Impressive by AMD, but performance seems identical to the rumored GTX 1060. I guess we'll have to wait and see what happens next. :)

Shoot, I missed the live stream. Oh well, I'll watch the recording tomorrow. :)
 
No, we have to wait for 480X and 490, the High score from the leaked 3dmark bench. At Same price /perf ratio, that would be around Fury perf so a worthy 1070 alternative.

At least I'm getting that, and not something that performs equally as my HD7850s in CF.
 
I think it's telling that AMD only mentions performance in the one game that relies heavily on the one feature of DX12 that AMD performs better at (Async Compute). No scaling for performance in other DX12 or any DX11 games compared to any competitors cards. Granted, they aren't going to show their weaknesses, but surely there has to be one other game where they can compete. Besides the performance in AoS and power efficiency, AMD hasn't really told us anything.
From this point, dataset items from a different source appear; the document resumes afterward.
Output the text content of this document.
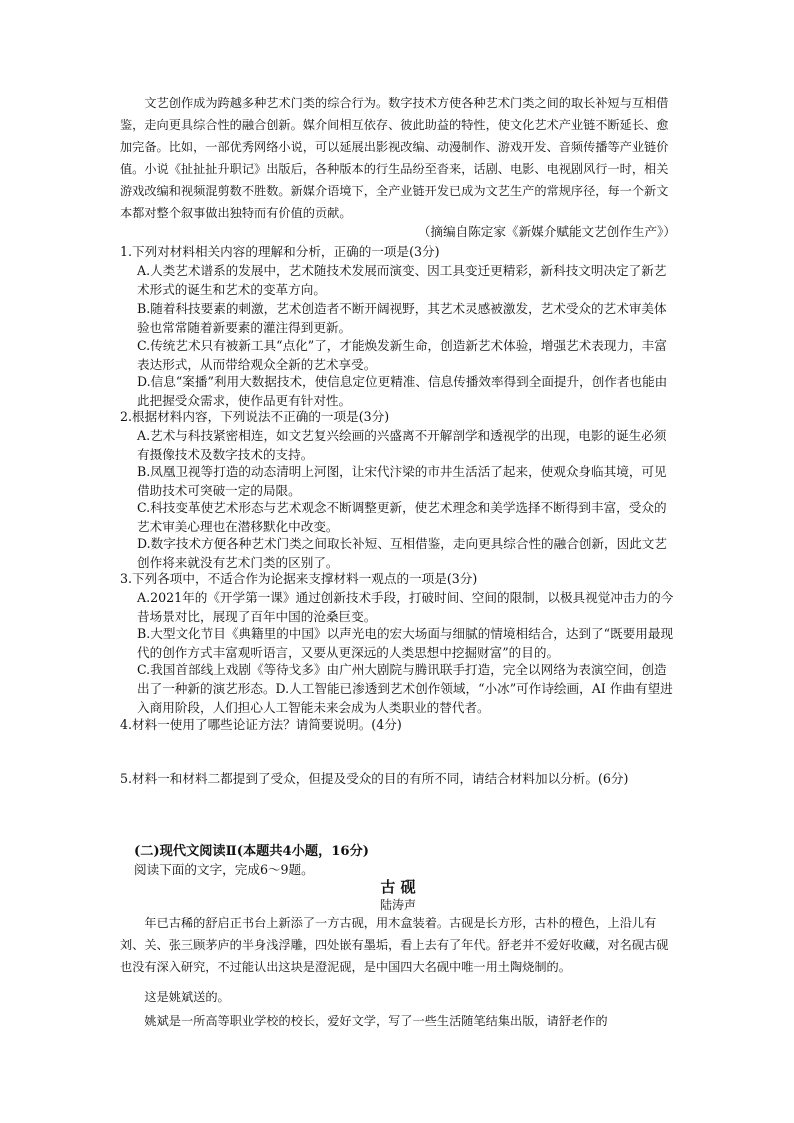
文艺创作成为跨越多种艺术门类的综合行为。数字技术方使各种艺术门类之间的取长补短与互相借鉴，走向更具综合性的融合创新。媒介间相互依存、彼此助益的特性，使文化艺术产业链不断延长、愈加完备。比如，一部优秀网络小说，可以延展出影视改编、动漫制作、游戏开发、音频传播等产业链价值。小说《扯扯扯升职记》出版后，各种版本的行生品纷至沓来，话剧、电影、电视剧风行一时，相关游戏改编和视频混剪数不胜数。新媒介语境下，全产业链开发已成为文艺生产的常规序径，每一个新文本都对整个叙事做出独特而有价值的贡献。

（摘编自陈定家《新媒介赋能文艺创作生产》）

1.下列对材料相关内容的理解和分析，正确的一项是(3分)

A.人类艺术谱系的发展中，艺术随技术发展而演变、因工具变迁更精彩，新科技文明决定了新艺术形式的诞生和艺术的变革方向。

B.随着科技要素的刺激，艺术创造者不断开阔视野，其艺术灵感被激发，艺术受众的艺术审美体验也常常随着新要素的灌注得到更新。

C.传统艺术只有被新工具“点化”了，才能焕发新生命，创造新艺术体验，增强艺术表现力，丰富表达形式，从而带给观众全新的艺术享受。

D.信息“案播”利用大数据技术，使信息定位更精准、信息传播效率得到全面提升，创作者也能由此把握受众需求，使作品更有针对性。

2.根据材料内容，下列说法不正确的一项是(3分)

A.艺术与科技紧密相连，如文艺复兴绘画的兴盛离不开解剖学和透视学的出现，电影的诞生必须有摄像技术及数字技术的支持。

B.凤凰卫视等打造的动态清明上河图，让宋代汴梁的市井生活活了起来，使观众身临其境，可见借助技术可突破一定的局限。

C.科技变革使艺术形态与艺术观念不断调整更新，使艺术理念和美学选择不断得到丰富，受众的艺术审美心理也在潜移默化中改变。

D.数字技术方便各种艺术门类之间取长补短、互相借鉴，走向更具综合性的融合创新，因此文艺创作将来就没有艺术门类的区别了。

3.下列各项中，不适合作为论据来支撑材料一观点的一项是(3分)

A.2021年的《开学第一课》通过创新技术手段，打破时间、空间的限制，以极具视觉冲击力的今昔场景对比，展现了百年中国的沧桑巨变。

B.大型文化节目《典籍里的中国》以声光电的宏大场面与细腻的情境相结合，达到了“既要用最现代的创作方式丰富观听语言，又要从更深远的人类思想中挖掘财富”的目的。

C.我国首部线上戏剧《等待戈多》由广州大剧院与腾讯联手打造，完全以网络为表演空间，创造出了一种新的演艺形态。D.人工智能已渗透到艺术创作领域，“小冰”可作诗绘画，AI 作曲有望进入商用阶段，人们担心人工智能未来会成为人类职业的替代者。

4.材料一使用了哪些论证方法？请简要说明。(4分)

5.材料一和材料二都提到了受众，但提及受众的目的有所不同，请结合材料加以分析。(6分)

(二)现代文阅读Ⅱ(本题共4小题，16分)

阅读下面的文字，完成6～9题。

古 砚

陆涛声

年已古稀的舒启正书台上新添了一方古砚，用木盒装着。古砚是长方形，古朴的橙色，上沿儿有刘、关、张三顾茅庐的半身浅浮雕，四处嵌有墨垢，看上去有了年代。舒老并不爱好收藏，对名砚古砚也没有深入研究，不过能认出这块是澄泥砚，是中国四大名砚中唯一用土陶烧制的。

这是姚斌送的。

姚斌是一所高等职业学校的校长，爱好文学，写了一些生活随笔结集出版，请舒老作的
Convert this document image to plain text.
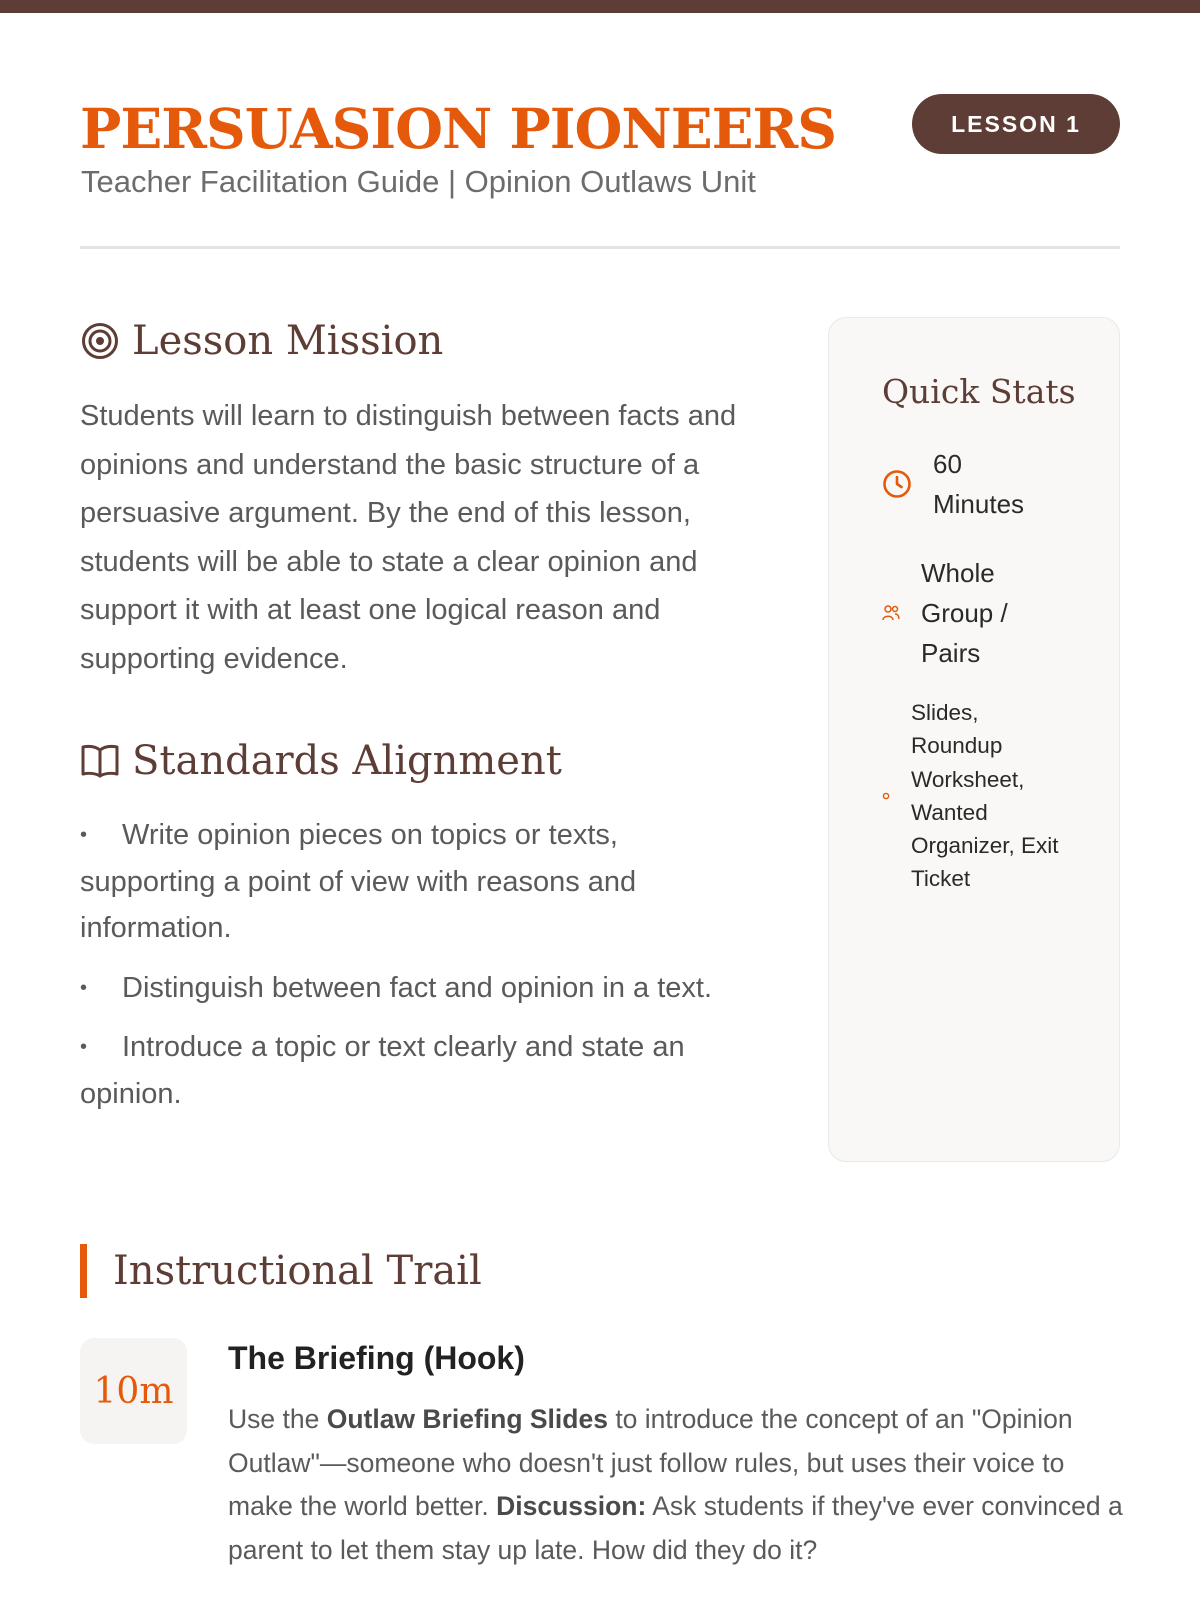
PERSUASION PIONEERS

Teacher Facilitation Guide | Opinion Outlaws Unit

LESSON 1
Lesson Mission

Students will learn to distinguish between facts and opinions and understand the basic structure of a persuasive argument. By the end of this lesson, students will be able to state a clear opinion and support it with at least one logical reason and supporting evidence.

Standards Alignment
• Write opinion pieces on topics or texts, supporting a point of view with reasons and information.
• Distinguish between fact and opinion in a text.
• Introduce a topic or text clearly and state an opinion.
Quick Stats
60 Minutes
Whole Group / Pairs
Slides, Roundup Worksheet, Wanted Organizer, Exit Ticket
Instructional Trail
10m
The Briefing (Hook)

Use the Outlaw Briefing Slides to introduce the concept of an "Opinion Outlaw"—someone who doesn't just follow rules, but uses their voice to make the world better. Discussion: Ask students if they've ever convinced a parent to let them stay up late. How did they do it?
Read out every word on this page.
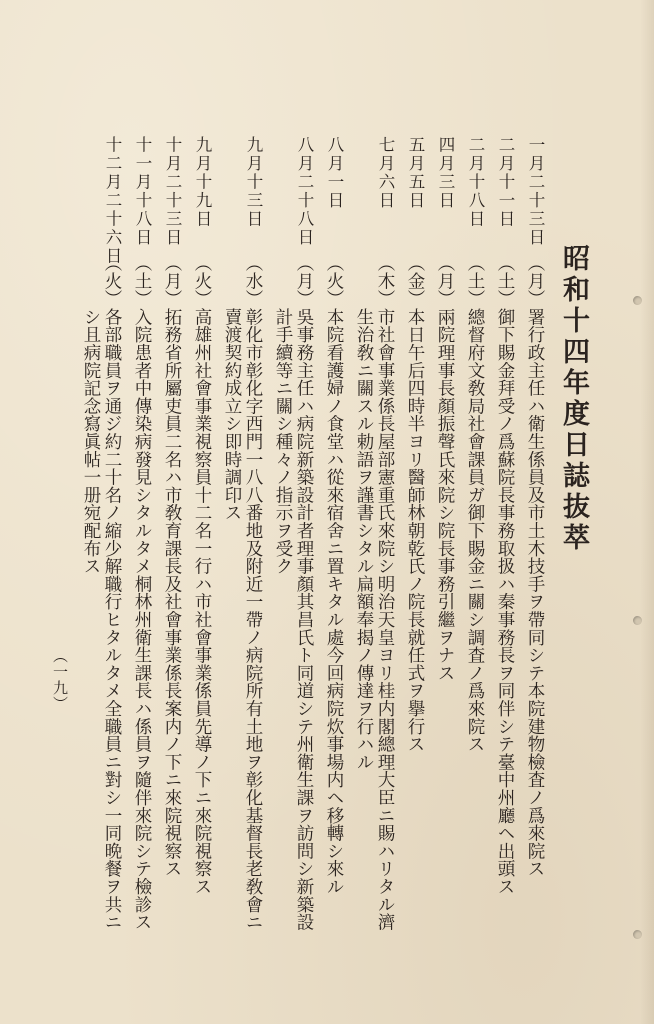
昭和十四年度日誌抜萃
一月二十三日
（月）
署行政主任ハ衛生係員及市土木技手ヲ帶同シテ本院建物檢査ノ爲來院ス
二月十一日
（土）
御下賜金拜受ノ爲蘇院長事務取扱ハ秦事務長ヲ同伴シテ臺中州廳ヘ出頭ス
二月十八日
（土）
總督府文敎局社會課員ガ御下賜金ニ關シ調査ノ爲來院ス
四月三日
（月）
兩院理事長顏振聲氏來院シ院長事務引繼ヲナス
五月五日
（金）
本日午后四時半ヨリ醫師林朝乾氏ノ院長就任式ヲ擧行ス
七月六日
（木）
市社會事業係長屋部憲重氏來院シ明治天皇ヨリ桂内閣總理大臣ニ賜ハリタル濟
生治敎ニ關スル勅語ヲ謹書シタル扁額奉揭ノ傳達ヲ行ハル
八月一日
（火）
本院看護婦ノ食堂ハ從來宿舍ニ置キタル處今回病院炊事場内ヘ移轉シ來ル
八月二十八日
（月）
吳事務主任ハ病院新築設計者理事顏其昌氏ト同道シテ州衛生課ヲ訪問シ新築設
計手續等ニ關シ種々ノ指示ヲ受ク
九月十三日
（水）
彰化市彰化字西門一八八番地及附近一帶ノ病院所有土地ヲ彰化基督長老敎會ニ
賣渡契約成立シ即時調印ス
九月十九日
（火）
高雄州社會事業視察員十二名一行ハ市社會事業係員先導ノ下ニ來院視察ス
十月二十三日
（月）
拓務省所屬吏員二名ハ市敎育課長及社會事業係長案内ノ下ニ來院視察ス
十一月十八日
（土）
入院患者中傳染病發見シタルタメ桐林州衛生課長ハ係員ヲ隨伴來院シテ檢診ス
十二月二十六日
（火）
各部職員ヲ通ジ約二十名ノ縮少解職行ヒタルタメ全職員ニ對シ一同晩餐ヲ共ニ
シ且病院記念寫眞帖一册宛配布ス
（一九）
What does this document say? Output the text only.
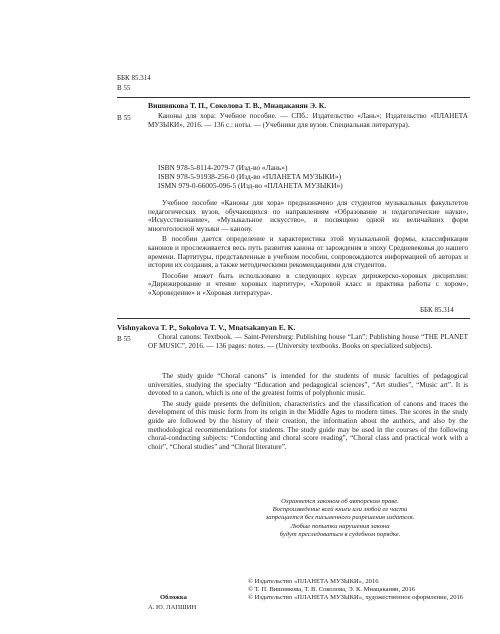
ББК 85.314
В 55
В 55
Вишнякова Т. П., Соколова Т. В., Мнацаканян Э. К.
Каноны для хора: Учебное пособие. — СПб.: Издательство «Лань»; Издательство «ПЛАНЕТА МУЗЫКИ», 2016. — 136 с.: ноты. — (Учебники для вузов. Специальная литература).
ISBN 978-5-8114-2079-7 (Изд-во «Лань»)
ISBN 978-5-91938-256-0 (Изд-во «ПЛАНЕТА МУЗЫКИ»)
ISMN 979-0-66005-096-5 (Изд-во «ПЛАНЕТА МУЗЫКИ»)

Учебное пособие «Каноны для хора» предназначено для студентов музыкальных факультетов педагогических вузов, обучающихся по направлениям «Образование и педагогические науки», «Искусствознание», «Музыкальное искусство», и посвящено одной из величайших форм многоголосной музыки — канону.

В пособии дается определение и характеристика этой музыкальной формы, классификация канонов и прослеживается весь путь развития канона от зарождения в эпоху Средневековья до нашего времени. Партитуры, представленные в учебном пособии, сопровождаются информацией об авторах и истории их создания, а также методическими рекомендациями для студентов.

Пособие может быть использовано в следующих курсах дирижерско-хоровых дисциплин: «Дирижирование и чтение хоровых партитур», «Хоровой класс и практика работы с хором», «Хороведение» и «Хоровая литература».

ББК 85.314
В 55
Vishnyakova T. P., Sokolova T. V., Mnatsakanyan E. K.
Choral canons: Textbook. — Saint-Petersburg: Publishing house “Lan”; Publishing house “THE PLANET OF MUSIC”, 2016. — 136 pages: notes. — (University textbooks. Books on specialized subjects).

The study guide “Choral canons” is intended for the students of music faculties of pedagogical universities, studying the specialty “Education and pedagogical sciences”, “Art studies”, “Music art”. It is devoted to a canon, which is one of the greatest forms of polyphonic music.

The study guide presents the definition, characteristics and the classification of canons and traces the development of this music form from its origin in the Middle Ages to modern times. The scores in the study guide are followed by the history of their creation, the information about the authors, and also by the methodological recommendations for students. The study guide may be used in the courses of the following choral-conducting subjects: “Conducting and choral score reading”, “Choral class and practical work with a choir”, “Choral studies” and “Choral literature”.

Охраняется законом об авторском праве.
Воспроизведение всей книги или любой ее части
запрещается без письменного разрешения издателя.
Любые попытки нарушения закона
будут преследоваться в судебном порядке.
Обложка
А. Ю. ЛАПШИН
© Издательство «ПЛАНЕТА МУЗЫКИ», 2016
© Т. П. Вишнякова, Т. В. Соколова, Э. К. Мнацаканян, 2016
© Издательство «ПЛАНЕТА МУЗЫКИ», художественное оформление, 2016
Only real benchmarks will tell us the whole story. At $199 I think it's going to perform somewhere between the 960 - 970. It's not going to hold a candle to the 1070 and depending on how badly nVidia neuters the 1060, not likely near the (yet unknown) 1060 either.

It's nice to see the process shrink, and the use of FinFETs, but from a purely performance point of view, I really think this release will be met with a lot of yawning.
 
RX480 is rumored to fall between GTX970 and GTX980 which is decent for a price point of 199$.

What remains unclear is if there is still a RX490 (with full silicon) rumored to be close to Fury non-X performance so for Nvidia between a GTX 980 and GTX 980Ti where GTX 1070 is above that (around Titan X) or if this is the RX480 but with 8Gb of GDRR5 iso 4Gb which seems unlikely unless it also runs at a higher frequency with full silicon unlocked at higher price point (guesstimated at 250$).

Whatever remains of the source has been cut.